Clinical observations have demonstrated a correlation between the hepatic mRNA levels of CX3CR1 and the severity of histological fibrosis scores in patients with chronic hepatitis C.29, 30 CX3CL1 and CX3CR1 levels are also increased in the livers of patients with primary biliary cirrhosis, primary sclerosing cholangitis, and extrahepatic biliary obstructions.31 In these patients, CX3CR1 is expressed not only in leukocytes but also in pathological biliary epithelial cells.

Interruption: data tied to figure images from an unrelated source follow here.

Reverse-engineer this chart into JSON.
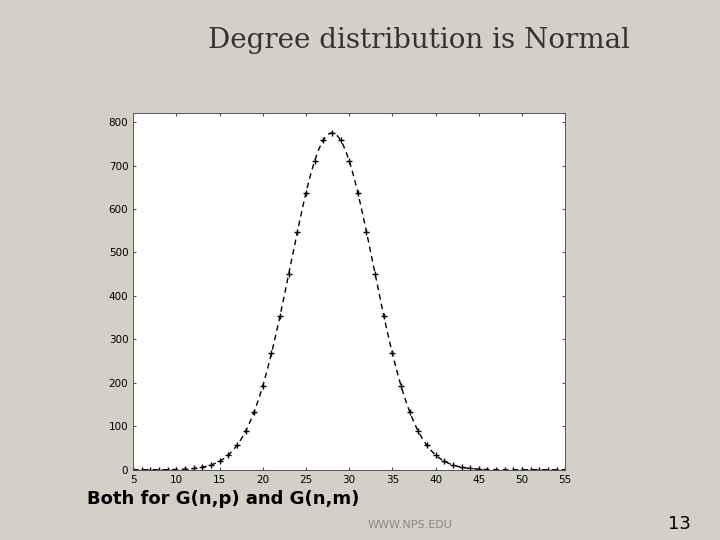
{
  "title": "Degree distribution is Normal",
  "subtitle": "Both for G(n,p) and G(n,m)",
  "slide_number": "13",
  "mu": 28.0,
  "sigma": 4.8,
  "peak": 775,
  "xlim": [
    5,
    55
  ],
  "ylim": [
    0,
    820
  ],
  "xticks": [
    5,
    10,
    15,
    20,
    25,
    30,
    35,
    40,
    45,
    50,
    55
  ],
  "yticks": [
    0,
    100,
    200,
    300,
    400,
    500,
    600,
    700,
    800
  ],
  "line_color": "#000000",
  "marker": "+",
  "slide_bg_color": "#d4d0c8",
  "left_panel_color": "#8a9aaa",
  "title_bg_color": "#e8e8e8",
  "content_bg_color": "#ffffff",
  "title_color": "#333333",
  "subtitle_color": "#000000",
  "title_fontsize": 20,
  "subtitle_fontsize": 13,
  "slide_number_fontsize": 13,
  "footer_color": "#888888",
  "footer_fontsize": 8
}
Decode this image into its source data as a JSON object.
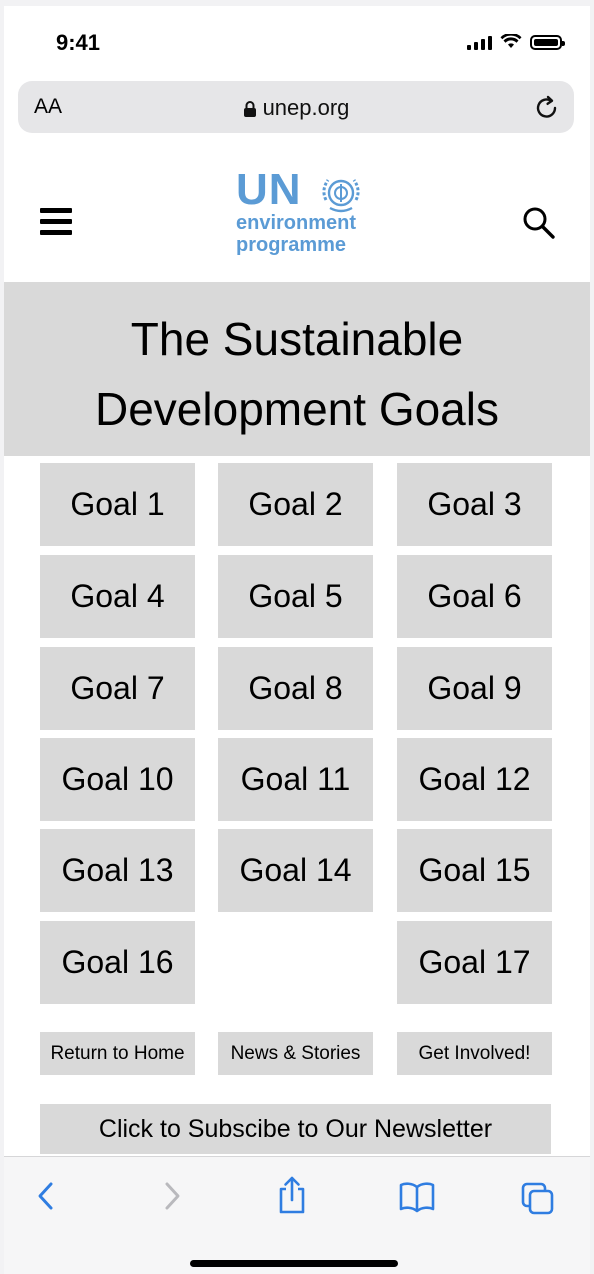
{
  "status_bar": {
    "time": "9:41"
  },
  "browser": {
    "text_size_label": "AA",
    "url": "unep.org"
  },
  "site": {
    "logo": {
      "abbrev": "UN",
      "line1": "environment",
      "line2": "programme"
    },
    "title_line1": "The Sustainable",
    "title_line2": "Development Goals"
  },
  "goals": [
    "Goal 1",
    "Goal 2",
    "Goal 3",
    "Goal 4",
    "Goal 5",
    "Goal 6",
    "Goal 7",
    "Goal 8",
    "Goal 9",
    "Goal 10",
    "Goal 11",
    "Goal 12",
    "Goal 13",
    "Goal 14",
    "Goal 15",
    "Goal 16",
    "Goal 17"
  ],
  "links": {
    "return_home": "Return to Home",
    "news_stories": "News & Stories",
    "get_involved": "Get Involved!",
    "newsletter": "Click to Subscibe to Our Newsletter"
  },
  "colors": {
    "accent": "#5b9bd5",
    "toolbar_icon": "#2f7de1",
    "tile_bg": "#d9d9d9"
  },
  "icons": {
    "back": "chevron-left-icon",
    "forward": "chevron-right-icon",
    "share": "share-icon",
    "bookmarks": "book-icon",
    "tabs": "tabs-icon"
  }
}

Moreover, patients with chronic hepatitis C with the CX3CR1 V249I polymorphism have more severe liver fibrosis and hepatic TIMP-1 mRNA levels.29 Leukocytes that express the CX3CR1 V249I variant have reduced binding activity with CX3CL1,47 and this corroborates our finding that CX3CR1 signaling negatively regulates liver inflammation. We suggest that increased CX3CR1 expression in severe liver fibrosis in humans and mice might inhibit liver fibrosis.29-31 Thus, modulation of the CX3CL1-CX3CR1 interaction may become a useful therapeutic target for chronic liver inflammation and fibrosis.